From cutting bills to avoid being ripped off, these are the top student housing mistakes you MUST avoid!
Don't accept the first place your see and do your research when looking to let privately: Search for reviews of your potential landlord, consider how much bills for the property will be (see the EPC certificate) and check out other things that may be relevant to you in local area, such as parking.
Checking the condition of the property
When visiting a potential property be sure to have a GOOD look around and NEVER agree to live anywhere you haven't seen. Make sure you check all the corners, cupboards and see everything such as lights and appliances are in working order.
Not taking photos
When you first move in be sure to photograph the condition of the property, especially any damage or issues already present, to make sure you don't get the blame and lose your deposit. > Top tips to keep your flat deposit safe
Bringing everything you own
Make sure you know what's included (if furnished property) and don't bring pointless things you don't need.
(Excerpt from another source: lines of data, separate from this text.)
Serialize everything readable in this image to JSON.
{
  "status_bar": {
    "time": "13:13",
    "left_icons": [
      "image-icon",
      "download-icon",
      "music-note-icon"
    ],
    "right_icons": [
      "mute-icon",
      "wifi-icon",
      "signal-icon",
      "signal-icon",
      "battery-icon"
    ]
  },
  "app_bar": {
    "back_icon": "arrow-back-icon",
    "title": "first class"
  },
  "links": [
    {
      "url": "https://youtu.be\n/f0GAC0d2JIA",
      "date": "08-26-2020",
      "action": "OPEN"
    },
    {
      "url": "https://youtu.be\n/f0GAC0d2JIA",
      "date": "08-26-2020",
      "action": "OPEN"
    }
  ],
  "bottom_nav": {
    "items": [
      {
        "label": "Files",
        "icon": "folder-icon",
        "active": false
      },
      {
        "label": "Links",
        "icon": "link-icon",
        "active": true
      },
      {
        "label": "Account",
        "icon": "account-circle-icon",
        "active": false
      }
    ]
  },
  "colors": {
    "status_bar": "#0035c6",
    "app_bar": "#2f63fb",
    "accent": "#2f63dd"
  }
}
Sort out a budget when it comes to paying rent and bills as they're the most important things. If you're sharing a house, make sure you figure out a way to split bills and for everyone to pay for their share...
Sort out who pays what
On that topic, deciding who makes student bills can be a bit of a nightmare. Generally the best advice is to make sure everyone's names are on any bills so that no one person will be held liable if another fails to pay up on time. An alternative option is to give each housemate a different bill to be responsible for.
Upsetting the neighbours
Making the neighbours angry is just not on so keep the noise down late at night else you could find yourself getting evicted and/or given a bad reference when you move on.
Not getting contents insurance
Make sure you to cover your personal property with contents insurance in case of fire, flood, theft and so on. You may regret it if you don't, and some tenancies may require it.
Maintaining the property
You could lose your deposit or be charged if you damage the property so look after it as if it were your own home. Report any problems to your landlord as soon as possible. Not only will damage hurt your wallet, it won't make for a good landlord referral when you want to move on.
Paying council tax
If you're a full time student, you don't need to pay council tax but if you're sharing with non students or part time students, they may have to pay.